O que um afro-americano na direção artística de uma das mais tradicionais marcas francesas nos ensina sobre o luxo contemporâneo?
Por Rosana de Moraes
Virgil Abloh nasceu na periferia de Chicago, foi skatista, grafiteiro e DJ. Superando as naturais dificuldades de um filho de imigrantes africanos, formou-se engenheiro e mestre em arquitetura, mas encantou-se pelo design – especialmente o fashion design.
Captado pelos universos street e hip hop, se tornou diretor de criação do rapper Kanye West e, mais tarde, lançou sua própria marca. A Off White se transformou rapidamente num fenômeno de vendas que gera filas nas portas de suas lojas. Seus lançamentos desaparecem das prateleiras, mesmo a preços que chegam ao dobro de similares de marcas de luxo tradicionais. O estilista criou moda de luxo para quem ama o universo street e já vestiu personalidades como Rihanna, Beyoncé, Jay-Z e Justin Bieber.
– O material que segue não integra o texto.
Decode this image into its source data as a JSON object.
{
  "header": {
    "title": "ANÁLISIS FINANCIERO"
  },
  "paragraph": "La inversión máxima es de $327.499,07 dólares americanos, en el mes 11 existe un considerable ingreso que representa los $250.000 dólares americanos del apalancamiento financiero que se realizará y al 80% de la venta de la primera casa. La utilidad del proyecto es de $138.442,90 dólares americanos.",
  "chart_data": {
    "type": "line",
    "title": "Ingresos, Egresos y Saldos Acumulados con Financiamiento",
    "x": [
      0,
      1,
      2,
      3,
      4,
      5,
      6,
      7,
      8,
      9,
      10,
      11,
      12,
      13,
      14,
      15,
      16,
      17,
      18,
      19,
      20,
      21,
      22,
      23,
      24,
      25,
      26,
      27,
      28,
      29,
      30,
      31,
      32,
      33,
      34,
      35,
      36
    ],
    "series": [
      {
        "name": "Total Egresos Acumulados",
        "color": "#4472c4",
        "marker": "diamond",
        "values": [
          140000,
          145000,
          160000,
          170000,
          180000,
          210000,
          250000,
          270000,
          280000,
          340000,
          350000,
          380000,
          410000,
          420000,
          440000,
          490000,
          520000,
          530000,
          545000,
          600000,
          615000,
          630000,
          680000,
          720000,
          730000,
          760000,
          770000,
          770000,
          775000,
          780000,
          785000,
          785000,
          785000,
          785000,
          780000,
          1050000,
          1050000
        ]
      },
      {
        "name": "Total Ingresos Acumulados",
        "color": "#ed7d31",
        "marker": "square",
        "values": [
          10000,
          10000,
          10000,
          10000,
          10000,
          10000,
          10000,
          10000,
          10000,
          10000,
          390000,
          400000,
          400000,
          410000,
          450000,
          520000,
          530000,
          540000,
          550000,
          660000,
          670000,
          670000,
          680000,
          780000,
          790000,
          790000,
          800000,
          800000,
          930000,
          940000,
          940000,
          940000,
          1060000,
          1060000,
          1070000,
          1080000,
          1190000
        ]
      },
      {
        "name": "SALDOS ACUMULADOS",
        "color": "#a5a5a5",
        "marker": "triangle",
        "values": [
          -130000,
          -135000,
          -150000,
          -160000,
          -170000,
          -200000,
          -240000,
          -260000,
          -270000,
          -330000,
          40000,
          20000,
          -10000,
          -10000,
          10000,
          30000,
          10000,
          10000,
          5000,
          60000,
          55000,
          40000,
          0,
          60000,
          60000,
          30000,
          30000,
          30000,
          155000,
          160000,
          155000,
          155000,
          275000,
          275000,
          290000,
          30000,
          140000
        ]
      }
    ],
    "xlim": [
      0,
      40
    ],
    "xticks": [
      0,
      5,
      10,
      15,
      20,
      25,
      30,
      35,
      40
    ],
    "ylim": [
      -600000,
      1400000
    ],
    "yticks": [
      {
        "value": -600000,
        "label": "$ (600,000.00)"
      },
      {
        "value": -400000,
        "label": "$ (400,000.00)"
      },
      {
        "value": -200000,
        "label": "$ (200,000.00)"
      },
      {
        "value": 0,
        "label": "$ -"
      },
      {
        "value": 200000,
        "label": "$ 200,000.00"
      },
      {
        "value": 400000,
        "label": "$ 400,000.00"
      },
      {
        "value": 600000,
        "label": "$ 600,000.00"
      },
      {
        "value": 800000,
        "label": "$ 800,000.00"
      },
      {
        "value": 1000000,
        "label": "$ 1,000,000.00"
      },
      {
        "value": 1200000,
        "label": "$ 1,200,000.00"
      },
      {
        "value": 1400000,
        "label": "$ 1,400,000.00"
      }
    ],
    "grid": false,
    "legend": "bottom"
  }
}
Além disso, estabeleceu parcerias com marcas como Nike, Supreme e Jimmy Choo.
Pois bem, Mr. Abloh acaba de se tornar diretor artístico da coleção masculina Louis Vuitton, a marca francesa fundada em 1854. E o que essa escolha nos diz sobre o luxo contemporâneo?
Primeiro, é necessário ter em mente que vivemos num ambiente V.U.C.A. O termo, surgido no ambiente militar na década de 1990 para explicar o mundo pós Guerra Fria, descreve perfeitamente a nossa realidade no século XXI. Suas letras são as iniciais (em inglês) de: Volátil, Incerto, Complexo e Ambíguo.
Volátil na medida em que somos submetidos a um volume extremamente elevado de mudanças e elas ocorrem em velocidade tão frenética que se torna difícil prever cenários como fazíamos antes. Incerto porque padrões do passado são destruídos rapidamente. Complexo devido à maior conectividade e interdependência das inúmeras variáveis em jogo para qualquer decisão. O que fazemos localmente pode repercutir – de forma positiva ou negativa – do outro lado do mundo. E, finalmente, ambíguo pelas múltiplas formas possíveis e relevantes de interpretar o mundo na atualidade: nossas análises são cada vez menos baseadas em históricos e experiências anteriores, sendo necessárias novas formas de enxergar e agir.
Nesse ambiente de transformações intensas e disruptivas, no qual a mudança é a única certeza, talvez os desafios sejam ainda maiores para as marcas de luxo, pelo rompimento de padrões mais arraigados, ligados especialmente à tradição. É certo que a consolidação de uma marca de alto padrão (mesmo nova) é um projeto de longo prazo. Porém, a inovação é mais que uma opção. No mundo V.U.C.A., ela é condição para a permanência e relevância das marcas, para que elas se mantenham contemporâneas e desejáveis. A adaptabilidade, enaltecida já por Charles Darwin, é imprescindível como resposta às demandas do ambiente, ao inesperado. Para marcas mais que centenárias, haja agilidade e também coragem, para romper com padrões do passado!
Virgil é muito mais que o primeiro afro-americano a comandar uma coleção Louis Vuitton. E também muito mais do que um estilista do mundo da moda de rua assumindo a liderança de estilo numa grife francesa tradicional. Sua escolha é consequência da necessidade de trazer novos olhares ao luxo – na moda e em suas demais manifestações.
Afinal, como antecipou Alvin Toffler, um estudioso da revolução das comunicações, “os analfabetos do século XXI não serão aqueles que não sabem ler e escrever, mas aqueles que não sabem aprender, desaprender e reaprender”.
Rosana de Moraes é mestre em Administração de Empresas com ênfase em Marketing / Comportamento do Consumidor. Publicitária, tem especializações em Marketing, Varejo e Serviços e Luxury Products Management. É palestrante e professora em MBAs e cursos de extensão. Há mais de duas décadas atua no mercado de luxo, tendo sido responsável pela Comunicação e Marketing de marcas como Amsterdam Sauer e relógios Dior, Hermès, Ulysses Nardin, Breguet, Revue Thommen, Vulcain e Concord no Brasil. É Diretora da RM Lux Consultoria e Conhecimento.